Africa-Press. L’Agence de gestion des catastrophes de Madagascar, île de l’océan Indien, a annoncé qu’au moins 31 personnes avaient été tuées après le passage d’un puissant cyclone.
Le cyclone Geizany a touché terre et frappé le port de Toamasina, principal port de l’île. Le Bureau de gestion des catastrophes de Madagascar a fait état d’un « chaos généralisé »: des maisons se sont effondrées dans la zone d’impact et des corps ont été retrouvés. L’électricité a été coupée dans des quartiers résidentiels, des arbres ont été arrachés et des toitures ont été endommagées.
Le colonel Michael Randrianierina, le chef militaire du pays, arrivé au pouvoir en octobre, a déclaré: « Ce qui s’est passé est une catastrophe: près de 75 % de la ville de Toamasina a été détruite. » Il a ajouté: « La situation actuelle dépasse les capacités de Madagascar à elle seule. »

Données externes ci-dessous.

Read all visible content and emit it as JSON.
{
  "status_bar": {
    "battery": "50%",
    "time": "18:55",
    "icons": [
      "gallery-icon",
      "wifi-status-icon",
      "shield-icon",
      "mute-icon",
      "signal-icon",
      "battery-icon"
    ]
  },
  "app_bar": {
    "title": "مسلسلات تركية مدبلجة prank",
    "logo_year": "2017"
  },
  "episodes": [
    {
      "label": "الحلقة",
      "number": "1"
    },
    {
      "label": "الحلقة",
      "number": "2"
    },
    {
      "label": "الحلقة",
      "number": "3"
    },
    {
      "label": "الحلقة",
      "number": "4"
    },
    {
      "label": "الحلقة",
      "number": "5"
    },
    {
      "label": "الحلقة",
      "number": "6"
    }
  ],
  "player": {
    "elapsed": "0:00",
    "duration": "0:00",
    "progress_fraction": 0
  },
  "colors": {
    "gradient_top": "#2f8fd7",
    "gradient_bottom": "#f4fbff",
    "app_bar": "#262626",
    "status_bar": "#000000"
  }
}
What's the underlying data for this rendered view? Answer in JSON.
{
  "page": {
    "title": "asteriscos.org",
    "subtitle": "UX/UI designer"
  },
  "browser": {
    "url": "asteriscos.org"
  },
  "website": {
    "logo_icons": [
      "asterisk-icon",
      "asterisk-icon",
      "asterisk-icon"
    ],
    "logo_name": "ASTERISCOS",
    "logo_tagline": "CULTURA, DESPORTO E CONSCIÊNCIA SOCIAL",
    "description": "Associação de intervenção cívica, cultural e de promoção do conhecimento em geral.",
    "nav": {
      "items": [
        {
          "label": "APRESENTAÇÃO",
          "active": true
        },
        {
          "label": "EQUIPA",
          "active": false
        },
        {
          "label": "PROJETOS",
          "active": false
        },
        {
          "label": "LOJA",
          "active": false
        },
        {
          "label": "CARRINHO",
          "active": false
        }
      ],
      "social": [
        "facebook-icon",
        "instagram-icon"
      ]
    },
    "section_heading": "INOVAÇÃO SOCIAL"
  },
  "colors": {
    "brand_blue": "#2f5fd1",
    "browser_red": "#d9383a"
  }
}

Selon un reportage de l’AFP, un prévisionniste du Centre de recherche météorologique de l’île française de La Réunion a indiqué que l’arrivée du cyclone sur la terre ferme figurait probablement parmi les plus puissantes enregistrées aux abords de la ville à l’ère satellitaire.
Le Bureau national de gestion des risques et des catastrophes a annoncé que plusieurs personnes avaient été tuées à la suite de l’effondrement de maisons. Le cyclone Geizany a frappé Toamasina, deuxième plus grande ville du pays, avec des vents atteignant 250 km/h (155 mph).
Rija Randrianarisoa, cheffe de la gestion des catastrophes pour l’ONG Action contre la Faim, a déclaré: « C’est le chaos: les vents ont arraché 90 % des toits, totalement ou partiellement. »
Les services de secours à Madagascar ont évacué des dizaines de blessés et des centaines d’habitants d’une zone autour de Toamasina, ville d’environ 400 000 habitants.
Des habitants de Toamasina et des environs ont décrit les scènes de désordre au moment où le cyclone a touché terre. « Je n’ai jamais vu des vents d’une telle force… les portes et les fenêtres sont en métal, mais elles tremblent violemment », a déclaré Harimanga Ranaivo à Reuters.
Geizany est le deuxième cyclone à frapper Madagascar cette année. Il survient dix jours après la tempête tropicale Fitia, qui a causé la mort de 14 personnes et déplacé plus de 31 000 personnes, selon le Bureau des Nations unies pour la coordination des affaires humanitaires. Avant l’arrivée du cyclone, les autorités avaient fermé les écoles et accéléré la mise en place d’abris d’urgence.
Mercredi matin, la Direction de la météorologie de Madagascar a indiqué que la tempête tropicale Geizany s’était affaiblie en une tempête tropicale modérée et se dirigeait vers l’ouest à l’intérieur des terres, à environ 100 km (60 miles) au nord de la capitale Antananarivo.
La Direction a ajouté: « Geizany traversera les Hautes Terres centrales d’est en ouest aujourd’hui, avant de se diriger vers la mer, dans le canal du Mozambique, ce soir ou dans la nuit. »
Il est à noter que la saison cyclonique dans l’océan Indien autour de Madagascar s’étend généralement de novembre à avril et connaît environ une douzaine de tempêtes par an.